2026/02/12 11:01 am
For many decades, the Indian Budget presentation was a an exercise wrapped in a cloak of secrecy. And knee-jerk changes in direct and indirect tax rates, could actually make or break businesses, overnight . Over the past decade or so, there is a lot more stability and continuity in the tax rates. And the budget has become an exercise in evaluating and providing continuity for India’s fiscal road map. The focus is more on long-term structural changes rather than short-term booster doses.
Keeping in line with this thinking, this budget has specific provisions for the MSME segment which underscore a deliberate shift from short-term relief to structural support : blending capital formation, credit accessibility, compliance ease and integration with formal markets
1. A Dedicated ₹10,000 Crore SME Growth Fund
The centerpiece of MSME reforms is the announcement of a ₹10,000 crore SME Growth Fund. This fund is designed to provide equity-based support to promising small and medium enterprises that demonstrate the potential to scale into larger, competitive players. Rather than traditional debt, this equity orientation acknowledges that sustainable growth requires long-term capital : especially for technology adoption, export readiness, and value-chain integration.

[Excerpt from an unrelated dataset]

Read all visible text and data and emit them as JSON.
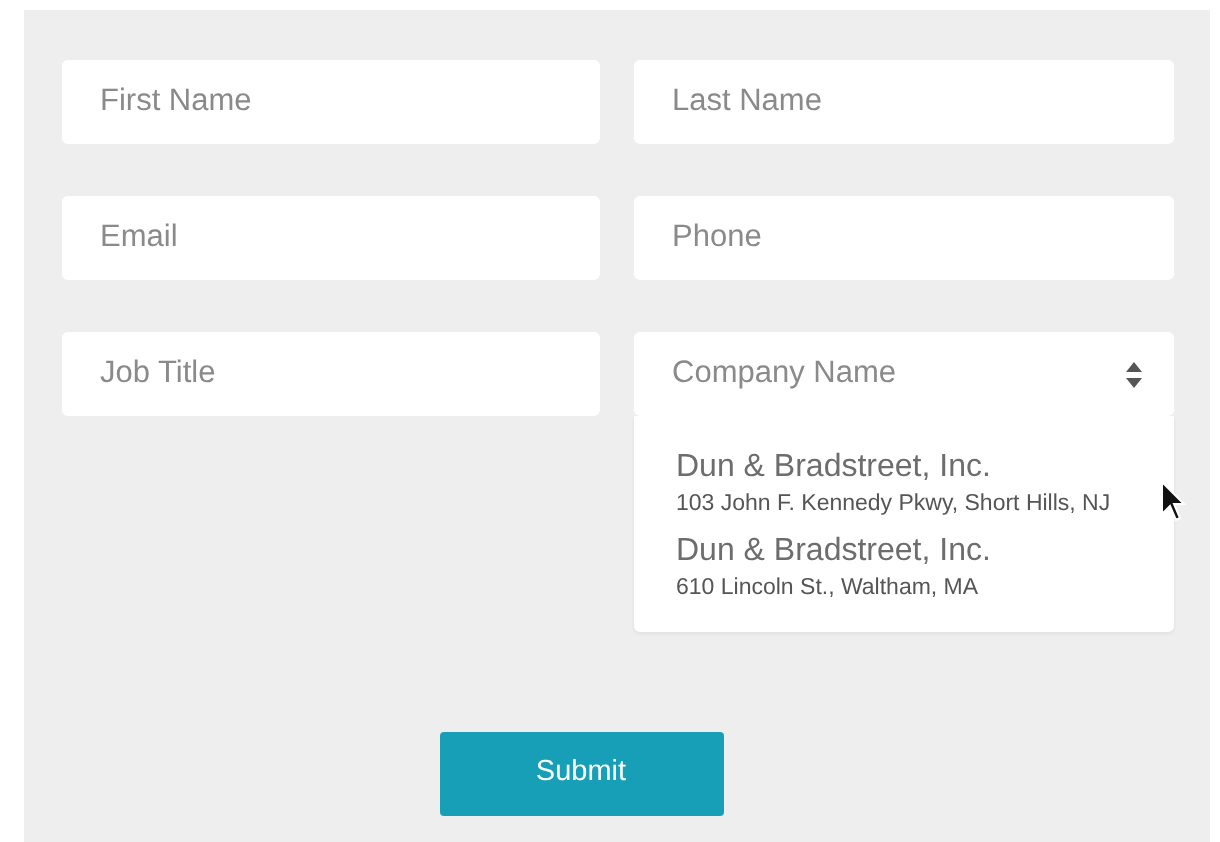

This is a significant announcement. And it signals a paradigm shift: instead of merely bridging cash flow gaps, the budget aims to cultivate future MSME Champions, capable of driving employment, innovation and export growth.
2. Top-Up to the Self-Reliant India Fund
Complementing the growth fund, the budget also proposes a ₹2,000 crore top-up to the existing Self-Reliant India Fund (SRI Fund). This funds helps to provide risk capital to MSME enterprises where availability of traditional financing seems to be limited. This will definitely help MSME is making investments in modern equipment and technology without overburdening them with debt obligations. As of March 2025 this fund has already provided capital to about 550+ MSMEs
3. Liquidity and Receivables Reforms via TReDS
Trade Receivable Discounting System (TReDS) is a RBI-regulated digital platform that enables MSMEs to instantly finance their trade receivables (invoices) by discounting them through competitive bidding by banks and NFBCs. This initiative helps to address delayed payment issues by offering non-recourse, collateral-free working capital for MSMEs.
This budget now mandates central public sector enterprises to necessarily use TReDS for payments to MSMEs. Also there is plan to integrate GeM (Government e-Marketplace) with TReDs, facilitating faster invoice verification and financing. Also, TReDS receivables can now be treated as an asset-based security in secondary markets.
All these initiatives will accelerate cash flows for MSMEs and unclog one of the most persistent operational bottlenecks : payment delays
4. Professional and Compliance Support
Compliance costs like filing returns for GST, Income tax and other regulatory reporting creates both a cost and a time burden for MSMEs. This Budgets plans to engage professional trade bodies (such as ICAI and ICSI) to develop practical training programs, in the form of Corporate Mitras, that can help MSMEs navigate compliance requirements in a cost effective manner. This should help smaller firms lower their administrative costs and channelise those resources into more productive areas
5. Infrastructure and Market Access Tailwinds
The budgets broader focus on creating manufacturing hubs, infrastructure as well as AI data centres, while not directly aimed at MSME, will certainly have a trickle-down effect and create opportunities for the MSME sector as well. By weaving MSMEs into larger industrial and infrastructure agendas, the budget tacitly strengthens their linkages to scalable value opportunities.
In summation, Budget 2026 marks a strategic recalibration in India’s fiscal policy toward MSMEs: from transactional relief to institutional empowerment. By prioritising growth capital, receivables financing, compliance support and formal market integration, it lays a foundation for MSMEs to not only survive but thrive in an increasingly competitive, globalised economy.
Author Insights
Hareesh Tibrewala is a serial entrepreneur with over three decades of experience. Mirum, India’s leading digital media agency, was his third entrepreneurial venture. Mirum was acquired by WPP, post which Hareesh exited Mirum in 2024.
Hareesh is a thought leader in the area of Artificial Intelligence and Digital Transformation. He has now founded Manabu, an organisation that provides job-oriented AI training and AI consultancy services. Hareesh is also a board advisor and sits on the board of a few companies.
He is also a mentor with Stanford Seed and a partner with Social Venture Partners, a fund that provides growth capital to NGOs. He is on the advisory board of Koita-ILSS Centre for Digital Transformation. He has co-authored a book, “If I Had to Do It Again”, a memoir of this first Internet venture Homeindia.com which also serves as a guide for aspiring entrepreneurs.